So, You've Decided to Write a Book

                So, you want to enter the high-paced, action-packed world of literature as an author. Congratulations on taking the first of many (many, many, many) steps toward creating a published work. Here, we’ll walk through some of the fundamentals to keep in mind as your journey kicks off. Just [Redacted for your own sanity] steps left to go to publication, so let’s get started!


Everything You’ve Read About Writing Might Be Wrong (For You)

                Here’s the thing about the act of writing: it is deeply personal. While there are things in the structures of a novel we can all point to and agree on, the act of actually making one tends to vary wildly. This is why I open pretty much ever entry about my own process with the huge caveat “This might not work for you” at the top.

                There is no single piece of advice I can give you more important than this: Your process will be your own. By all means use the authors you admire as starting off points, try their production methods and see how it works for you. Just don’t stick to them like they’re gospel. If writing for an hour a day gets you better results than putting a minimum thousand words down daily, then go with that, even if it isn’t what your particular inspiration does.

                It’s going to be a lot of trial and error to figure out what method of writing works optimally for you, and the answer might very well change over the years. From outlining, to character development, to writing, to editing; every book has several phases that you’ll slowly find your favorite ways to handle. Be open, be experimental, and be honest with yourself about the results. Ultimately, when you find a method that results in work you’re proud of, keep chasing that.
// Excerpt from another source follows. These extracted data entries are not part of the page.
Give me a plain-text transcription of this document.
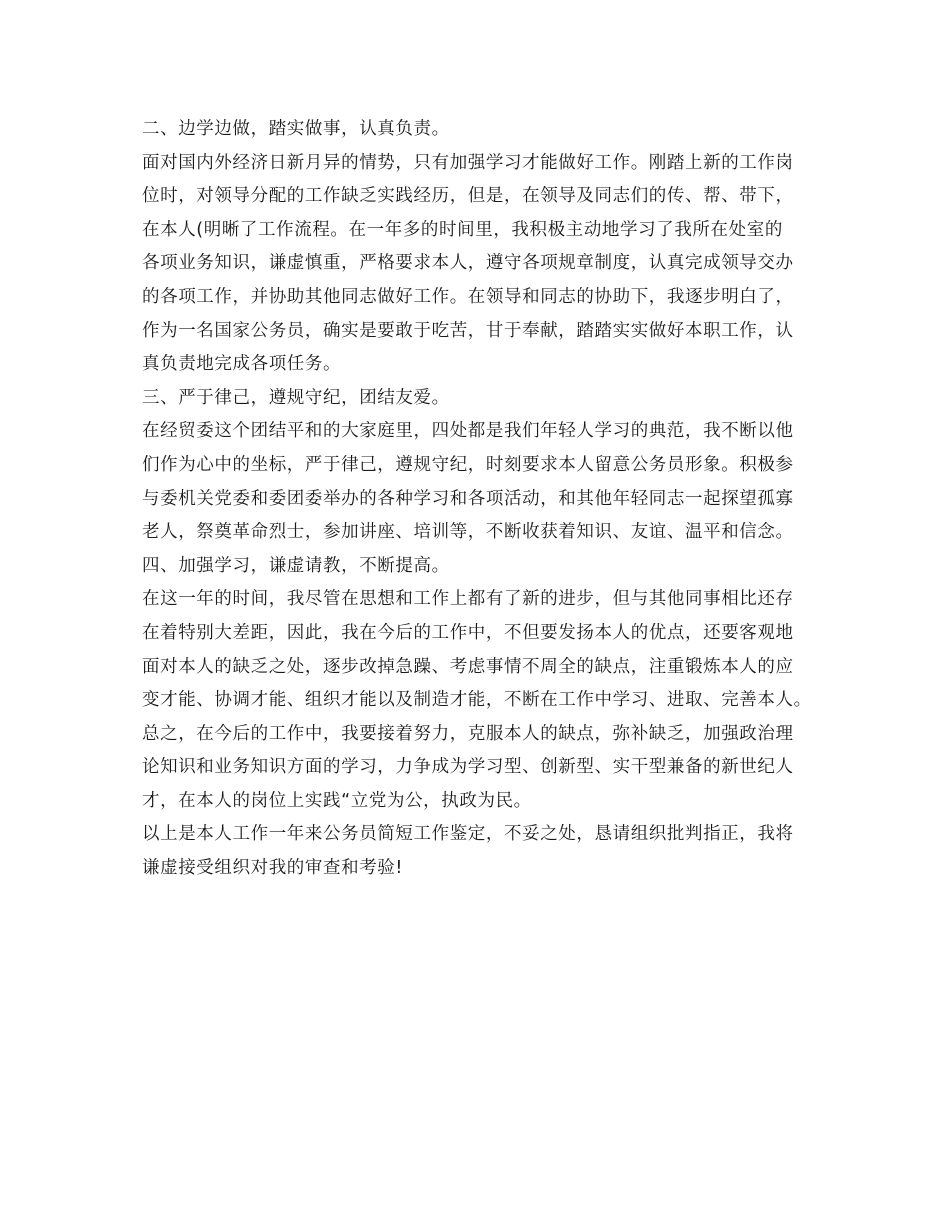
二、边学边做，踏实做事，认真负责。
面对国内外经济日新月异的情势，只有加强学习才能做好工作。刚踏上新的工作岗
位时，对领导分配的工作缺乏实践经历，但是，在领导及同志们的传、帮、带下，
在本人(明晰了工作流程。在一年多的时间里，我积极主动地学习了我所在处室的
各项业务知识，谦虚慎重，严格要求本人，遵守各项规章制度，认真完成领导交办
的各项工作，并协助其他同志做好工作。在领导和同志的协助下，我逐步明白了，
作为一名国家公务员，确实是要敢于吃苦，甘于奉献，踏踏实实做好本职工作，认
真负责地完成各项任务。
三、严于律己，遵规守纪，团结友爱。
在经贸委这个团结平和的大家庭里，四处都是我们年轻人学习的典范，我不断以他
们作为心中的坐标，严于律己，遵规守纪，时刻要求本人留意公务员形象。积极参
与委机关党委和委团委举办的各种学习和各项活动，和其他年轻同志一起探望孤寡
老人，祭奠革命烈士，参加讲座、培训等，不断收获着知识、友谊、温平和信念。
四、加强学习，谦虚请教，不断提高。
在这一年的时间，我尽管在思想和工作上都有了新的进步，但与其他同事相比还存
在着特别大差距，因此，我在今后的工作中，不但要发扬本人的优点，还要客观地
面对本人的缺乏之处，逐步改掉急躁、考虑事情不周全的缺点，注重锻炼本人的应
变才能、协调才能、组织才能以及制造才能，不断在工作中学习、进取、完善本人。
总之，在今后的工作中，我要接着努力，克服本人的缺点，弥补缺乏，加强政治理
论知识和业务知识方面的学习，力争成为学习型、创新型、实干型兼备的新世纪人
才，在本人的岗位上实践“立党为公，执政为民。
以上是本人工作一年来公务员简短工作鉴定，不妥之处，恳请组织批判指正，我将
谦虚接受组织对我的审查和考验!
Your First Book(s) Will Be Bad

                There’s a bizarre expectation in the arts, people genuinely think that if they’re destined for greatness it will be apparent from the moment they touch the keyboard/canvas/strings/etc. For reference, that makes about as much sense as expecting to win a marathon on your first run. Arts aren’t magic, they’re a skill like any other, and that means they require training to improve.

                Yes, the first book you write will almost certainly suck. Mine did, as did those of every other author I’ve spoken to on the topic. That’s okay. More than okay, really. Necessary. Writing is a skill that improves, as most skills do, the more you practice. It’s going to take you a fair bit of writing to start finding your own voice, seeing your weaknesses, and figuring out how you like to structure a plot. This is where a lot of folks fall off, thinking they have no talent because the works aren’t immediately coming together, but don’t be misled. You write good books by doing the bad ones until you improve.

                While these might be great pieces to take to a workshop or critique group, you’ll likely want to hold off on publishing until you’ve reached a point where you feel more comfortable with your skills. For starting out, focus on learning, figuring out where you shine brightest and where you need more polish. These are the kinds of fundamentals that you’ll be working on through your whole career, so best to get started early.


Ground Your Expectations

                I don’t want to say “rein in” because the truth is this career does have a pretty high ceiling, so there aren’t many dreams that are too outrageous. However, the number of writers who’ll ever hit that level are so few they might as well be pictures of Mr. Rogers angry: rare if not mythical. While the movie depictions of writers as wealthy wordy charmers is nice, it’s also crazy off base. Ignoring the fact that the majority of writers skew toward introversion, it’s a job like any other. We (hopefully) make enough to stay in the black year after year, but the crazy money slides to the household-names.

                Same goes for aspects like fame, clout, opportunities, so on. Would those be cool? Sure. Are they what mark a successful writing career? Holy shit I hope not. In the real sense, a successful writing career is something you have to define for yourself. Maybe it’s getting one book out, or professionally published; whatever goal you set and accomplish. But speaking in very broad terms, a large portion of writers would consider the benchmark of success to be living off your work as a writer.

                I don’t say that to imply it’s a box you need to check, rather just to demonstrate how much ground there is to cover between writing those first words and the household-name dreams. There are entire levels of success to work through before hitting that point. Try and aim for something hittable in the early days, accomplishable goals that will put you further down the path. You get there a step at a time, so keep focus on what your next moves are.


Keep It Fun

                At the end of the day, this isn’t the job the get into if you want to chase fame, fortune, or stability. There are much better avenues to all those things than literature. What we do have going for us, however, is that we love what we do. The joy of getting to create and share your work is incredible, and for some folks one taste is all it takes to get hooked.

                That’s what I mean by “Keep it Fun”. The story can be as serious or light as you want, what matters is that you’re enjoying the act of creation. When you hit a hurdle or a crossroads, especially in the early experimental days, veer into whatever option makes you the most excited. It might seem silly, but learning to steer into the fun is a big helper in making books that excite you, and in hanging onto the enjoyment even as the years stack up.